Geothermal Anomalies: Certain regions, like geothermal fields or hot springs, exhibit anomalies where the gradient is much higher than average due to local volcanic activity or hydrothermal circulation.
Application
Heat from Earth's interior can be used as an energy source, known as geothermal energy. The geothermal gradient has been used for space heating and bathing since ancient Roman times, and more recently for generating electricity.
As the human population continues to grow, so does energy use and the correlating environmental impacts that are consistent with global primary sources of energy. This has caused a growing interest in finding sources of energy that are renewable and have reduced greenhouse gas emissions. In areas of high geothermal energy density, current technology allows for the generation of electrical power because of the corresponding high temperatures.
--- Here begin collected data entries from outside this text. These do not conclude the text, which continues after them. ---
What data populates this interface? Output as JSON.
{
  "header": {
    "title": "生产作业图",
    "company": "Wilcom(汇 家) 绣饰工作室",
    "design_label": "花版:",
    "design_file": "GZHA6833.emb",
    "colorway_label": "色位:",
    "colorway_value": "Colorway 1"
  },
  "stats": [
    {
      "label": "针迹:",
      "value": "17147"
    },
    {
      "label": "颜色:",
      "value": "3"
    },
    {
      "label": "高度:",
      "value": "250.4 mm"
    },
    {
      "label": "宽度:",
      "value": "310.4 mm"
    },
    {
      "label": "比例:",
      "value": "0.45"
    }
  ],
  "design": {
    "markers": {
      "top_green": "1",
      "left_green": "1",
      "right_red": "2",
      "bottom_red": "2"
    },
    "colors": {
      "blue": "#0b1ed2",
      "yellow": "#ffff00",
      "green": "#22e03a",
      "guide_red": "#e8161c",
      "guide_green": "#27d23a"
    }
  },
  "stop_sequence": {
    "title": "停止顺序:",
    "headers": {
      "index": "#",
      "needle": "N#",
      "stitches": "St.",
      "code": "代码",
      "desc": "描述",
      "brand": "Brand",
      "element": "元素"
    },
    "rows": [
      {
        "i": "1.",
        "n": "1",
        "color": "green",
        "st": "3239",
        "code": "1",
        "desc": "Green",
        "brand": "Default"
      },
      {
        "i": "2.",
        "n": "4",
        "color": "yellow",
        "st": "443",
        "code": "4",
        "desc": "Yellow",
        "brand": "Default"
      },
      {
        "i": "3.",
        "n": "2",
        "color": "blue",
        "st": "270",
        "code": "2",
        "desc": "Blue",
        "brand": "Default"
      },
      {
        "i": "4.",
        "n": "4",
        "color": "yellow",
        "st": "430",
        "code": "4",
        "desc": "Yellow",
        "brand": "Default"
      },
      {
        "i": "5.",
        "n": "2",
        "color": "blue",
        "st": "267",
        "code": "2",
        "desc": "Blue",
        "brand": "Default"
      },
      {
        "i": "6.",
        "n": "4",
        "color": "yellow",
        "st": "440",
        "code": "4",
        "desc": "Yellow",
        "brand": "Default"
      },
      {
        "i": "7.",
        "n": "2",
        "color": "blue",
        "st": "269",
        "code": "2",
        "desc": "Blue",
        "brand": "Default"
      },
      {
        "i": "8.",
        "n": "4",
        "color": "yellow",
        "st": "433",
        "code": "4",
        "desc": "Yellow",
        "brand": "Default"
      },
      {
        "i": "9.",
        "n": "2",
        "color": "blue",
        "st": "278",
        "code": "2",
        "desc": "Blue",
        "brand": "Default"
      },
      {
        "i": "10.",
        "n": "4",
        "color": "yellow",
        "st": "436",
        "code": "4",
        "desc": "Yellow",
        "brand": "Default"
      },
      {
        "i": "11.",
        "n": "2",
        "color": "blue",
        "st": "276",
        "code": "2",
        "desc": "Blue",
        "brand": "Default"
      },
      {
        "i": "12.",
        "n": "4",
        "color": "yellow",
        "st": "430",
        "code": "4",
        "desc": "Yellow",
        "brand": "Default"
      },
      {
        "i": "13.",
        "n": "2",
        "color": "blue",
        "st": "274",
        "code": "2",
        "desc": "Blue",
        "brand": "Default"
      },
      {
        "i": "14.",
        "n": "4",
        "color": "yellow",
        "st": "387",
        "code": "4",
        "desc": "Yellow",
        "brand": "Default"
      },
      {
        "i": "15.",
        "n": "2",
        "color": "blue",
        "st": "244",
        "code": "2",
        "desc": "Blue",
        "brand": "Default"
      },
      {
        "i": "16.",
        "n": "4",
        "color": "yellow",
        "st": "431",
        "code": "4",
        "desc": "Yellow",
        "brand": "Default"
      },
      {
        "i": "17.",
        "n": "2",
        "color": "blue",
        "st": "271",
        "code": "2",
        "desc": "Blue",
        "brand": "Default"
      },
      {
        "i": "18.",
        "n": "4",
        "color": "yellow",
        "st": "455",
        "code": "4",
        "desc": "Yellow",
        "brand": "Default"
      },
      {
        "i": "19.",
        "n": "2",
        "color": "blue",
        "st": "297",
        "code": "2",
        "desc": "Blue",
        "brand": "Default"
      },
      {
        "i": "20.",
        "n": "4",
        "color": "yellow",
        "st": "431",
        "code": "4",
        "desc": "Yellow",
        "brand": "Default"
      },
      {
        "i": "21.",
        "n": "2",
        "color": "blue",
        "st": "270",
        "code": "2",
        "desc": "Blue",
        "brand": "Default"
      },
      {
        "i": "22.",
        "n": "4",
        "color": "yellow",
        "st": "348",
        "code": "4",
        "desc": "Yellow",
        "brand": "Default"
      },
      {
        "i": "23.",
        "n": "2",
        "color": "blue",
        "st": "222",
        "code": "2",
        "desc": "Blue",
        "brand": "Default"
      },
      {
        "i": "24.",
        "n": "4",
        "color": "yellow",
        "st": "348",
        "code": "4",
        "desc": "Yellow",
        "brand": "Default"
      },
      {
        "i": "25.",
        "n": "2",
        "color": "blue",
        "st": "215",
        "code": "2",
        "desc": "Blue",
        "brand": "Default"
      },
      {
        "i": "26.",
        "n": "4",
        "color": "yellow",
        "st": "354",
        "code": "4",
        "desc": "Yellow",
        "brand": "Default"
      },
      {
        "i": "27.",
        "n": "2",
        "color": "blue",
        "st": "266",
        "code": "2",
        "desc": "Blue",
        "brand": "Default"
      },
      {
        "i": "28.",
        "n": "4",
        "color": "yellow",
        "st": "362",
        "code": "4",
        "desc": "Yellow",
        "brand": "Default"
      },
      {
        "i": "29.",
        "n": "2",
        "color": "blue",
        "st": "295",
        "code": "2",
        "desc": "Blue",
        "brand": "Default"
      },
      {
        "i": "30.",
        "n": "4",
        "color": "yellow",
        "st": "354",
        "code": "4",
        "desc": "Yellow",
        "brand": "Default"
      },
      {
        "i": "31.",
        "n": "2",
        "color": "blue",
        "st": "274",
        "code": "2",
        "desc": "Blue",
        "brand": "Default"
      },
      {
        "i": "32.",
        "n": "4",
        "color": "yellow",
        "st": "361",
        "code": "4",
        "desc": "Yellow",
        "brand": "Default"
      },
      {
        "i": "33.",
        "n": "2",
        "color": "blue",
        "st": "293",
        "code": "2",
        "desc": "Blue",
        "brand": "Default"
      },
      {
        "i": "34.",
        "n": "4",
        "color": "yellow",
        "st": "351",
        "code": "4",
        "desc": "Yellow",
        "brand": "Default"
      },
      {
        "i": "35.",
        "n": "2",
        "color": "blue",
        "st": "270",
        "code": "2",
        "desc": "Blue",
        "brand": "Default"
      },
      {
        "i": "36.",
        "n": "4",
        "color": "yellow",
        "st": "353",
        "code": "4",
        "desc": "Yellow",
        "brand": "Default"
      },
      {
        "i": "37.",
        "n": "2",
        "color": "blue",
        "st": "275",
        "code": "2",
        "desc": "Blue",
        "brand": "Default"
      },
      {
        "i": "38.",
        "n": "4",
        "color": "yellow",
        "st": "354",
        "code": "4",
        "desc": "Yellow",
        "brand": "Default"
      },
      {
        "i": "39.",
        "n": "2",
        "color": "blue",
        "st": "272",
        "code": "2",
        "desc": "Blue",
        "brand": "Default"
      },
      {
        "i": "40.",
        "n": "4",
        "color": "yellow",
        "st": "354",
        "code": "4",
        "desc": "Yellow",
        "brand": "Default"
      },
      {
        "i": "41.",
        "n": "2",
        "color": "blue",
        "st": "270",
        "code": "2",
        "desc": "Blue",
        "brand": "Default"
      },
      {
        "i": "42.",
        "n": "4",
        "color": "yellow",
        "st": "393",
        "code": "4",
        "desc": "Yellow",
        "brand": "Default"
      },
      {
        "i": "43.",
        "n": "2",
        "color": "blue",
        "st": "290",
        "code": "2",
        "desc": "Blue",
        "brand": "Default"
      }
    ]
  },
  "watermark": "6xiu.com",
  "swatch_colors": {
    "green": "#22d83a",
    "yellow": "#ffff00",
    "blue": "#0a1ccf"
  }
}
Generating electrical power from geothermal resources requires no fuel while providing true baseload energy at a reliability rate that constantly exceeds 90%. In order to extract geothermal energy, it is necessary to efficiently transfer heat from a geothermal reservoir to a power plant, where electrical energy is converted from heat.
On a worldwide scale, the heat stored in Earth's interior provides an energy that is still seen as an exotic source. About 10 GW of geothermal electric capacity is installed around the world as of 2007, generating 0.3% of global electricity demand. An additional 28 GW of direct geothermal heating capacity is installed for district heating, space heating, spas, industrial processes, desalination and agricultural applications.